The economist also said there was a section of the population which had been made unemployed that may not be able to be re-skilled quickly enough and this was a serious problem which implied a change in budgetary policy. “If we can’t retrain and retain a significant part of the workforce relatively quickly this will have a significant effect on the country’s budget”.
Bernardo Barreto, who works in the capital and funds markets on a daily basis, said the consequences of an expansionist, (i.e. big borrowing, big spending) EU policy mix on the markets reaction and on interest rates
He said there had been negative impacts on logistics and product chain, raw materials and transport and container costs had risen, with the EU economies lagging behind the US and China in terms of recovery.
“The truth of the matter is that we have had a fairly high level of inflation (EU: 2% in May, 1.6% in April and US 5%). If this policy mix is sustainable or not, the inflation compared to May 2020 is fairly high. Oil prices were in negative territory last year or at US$20, US$30 and now are at US$60 a barrel, it has doubled with no precedents,” he warned.
“Both the FED and ECB have said inflation is transitory, and for the time being the markets are buying this argument, at least the bond market,” he said.
What is interesting that while interest rates continue to be low, the 2-year yield hit its highest rate in a month on 10-year US treasuries bonds, while inflation has climbed to a 13-year high of 5% from 4.2% in May – the highest level sine 2008 when oil was US$150 a barrel.
However, Barreto said that the FED’s medium to long term goal is to have an average inflation rate of 2.0% and that the inflation rate would have to be above that before reacting. As to US monetary policy “it seems that the FED is comfortable having a slightly higher inflation rate and will continue to stimulate the economy”.
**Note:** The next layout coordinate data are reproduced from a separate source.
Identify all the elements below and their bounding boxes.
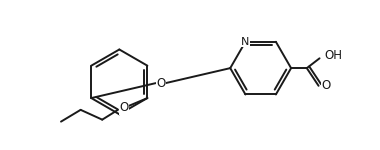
Text: O: O <box>156 77 165 90</box>
Text: N: N <box>241 37 250 47</box>
Text: OH: OH <box>325 49 342 62</box>
Text: O: O <box>119 101 128 114</box>
Text: O: O <box>321 79 331 92</box>
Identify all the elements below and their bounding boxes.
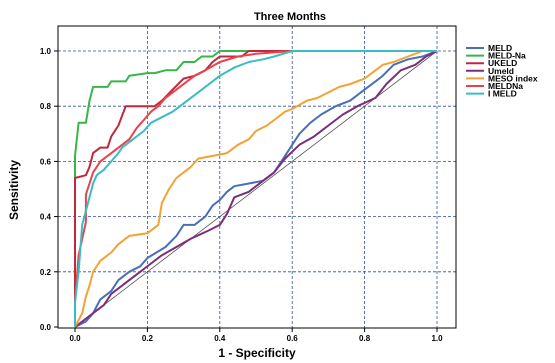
x-tick-label: 0.0 bbox=[69, 334, 81, 343]
y-tick-label: 0.8 bbox=[40, 102, 52, 111]
x-axis-label: 1 - Specificity bbox=[218, 346, 296, 360]
chart-title: Three Months bbox=[254, 11, 326, 23]
y-axis-label: Sensitivity bbox=[7, 160, 21, 220]
y-tick-label: 0.6 bbox=[40, 157, 52, 166]
series-line-umeld bbox=[74, 50, 438, 328]
x-tick-label: 0.8 bbox=[359, 334, 371, 343]
series-line-i-meld bbox=[74, 50, 437, 327]
y-tick-label: 0.2 bbox=[40, 268, 52, 277]
legend-label-ukeld: UKELD bbox=[488, 58, 517, 68]
x-tick-label: 0.6 bbox=[287, 334, 299, 343]
series-line-meld bbox=[74, 50, 438, 328]
legend-label-umeld: Umeld bbox=[488, 66, 514, 76]
x-tick-label: 1.0 bbox=[431, 334, 443, 343]
series-line-meld-na bbox=[74, 50, 437, 327]
plot-background bbox=[58, 26, 456, 328]
legend-label-i-meld: I MELD bbox=[488, 89, 517, 99]
x-tick-label: 0.4 bbox=[214, 334, 226, 343]
legend-label-meldna: MELDNa bbox=[488, 81, 523, 91]
legend-label-meld: MELD bbox=[488, 43, 512, 53]
legend-label-meso-index: MESO index bbox=[488, 73, 538, 83]
y-tick-label: 0.0 bbox=[40, 323, 52, 332]
x-tick-label: 0.2 bbox=[142, 334, 154, 343]
y-tick-label: 0.4 bbox=[40, 213, 52, 222]
plot-frame bbox=[57, 25, 457, 329]
series-line-meldna bbox=[74, 50, 437, 327]
series-line-meso-index bbox=[74, 50, 437, 328]
series-line-ukeld bbox=[74, 50, 437, 327]
y-tick-label: 1.0 bbox=[40, 47, 52, 56]
legend-label-meld-na: MELD-Na bbox=[488, 51, 526, 61]
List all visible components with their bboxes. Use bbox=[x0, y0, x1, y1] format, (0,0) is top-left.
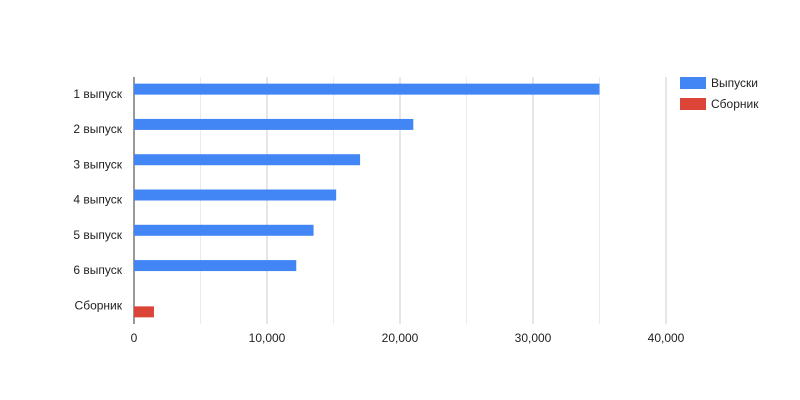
y-tick-label: 3 выпуск bbox=[73, 157, 122, 171]
x-tick-label: 0 bbox=[131, 331, 138, 345]
legend-swatch bbox=[680, 98, 706, 110]
bar bbox=[134, 306, 154, 318]
bar bbox=[134, 260, 297, 272]
x-tick-label: 40,000 bbox=[648, 331, 685, 345]
y-tick-label: Сборник bbox=[75, 299, 123, 313]
legend-label: Выпуски bbox=[711, 76, 758, 90]
x-tick-label: 30,000 bbox=[515, 331, 552, 345]
legend-swatch bbox=[680, 77, 706, 89]
y-tick-label: 2 выпуск bbox=[73, 122, 122, 136]
y-tick-label: 5 выпуск bbox=[73, 228, 122, 242]
x-tick-label: 10,000 bbox=[249, 331, 286, 345]
legend-label: Сборник bbox=[711, 97, 759, 111]
bar bbox=[134, 83, 600, 95]
y-tick-label: 4 выпуск bbox=[73, 193, 122, 207]
y-tick-label: 1 выпуск bbox=[73, 87, 122, 101]
x-tick-label: 20,000 bbox=[382, 331, 419, 345]
bar bbox=[134, 189, 337, 201]
bar bbox=[134, 118, 414, 130]
bar bbox=[134, 224, 314, 236]
bar bbox=[134, 154, 361, 166]
y-tick-label: 6 выпуск bbox=[73, 263, 122, 277]
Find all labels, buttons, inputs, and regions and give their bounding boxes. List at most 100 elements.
Overall, the message is that the developed world will continue to face stagnation because of an ageing population, low birth rate, poor labour force productivity growth and a weak demand for credit which is why traditional monetary remedies are not working and the latest evidence is that neither economists nor investors hold out much hope that the 2020s will buck the current sluggish trend and pave the way for a new Roaring 20s.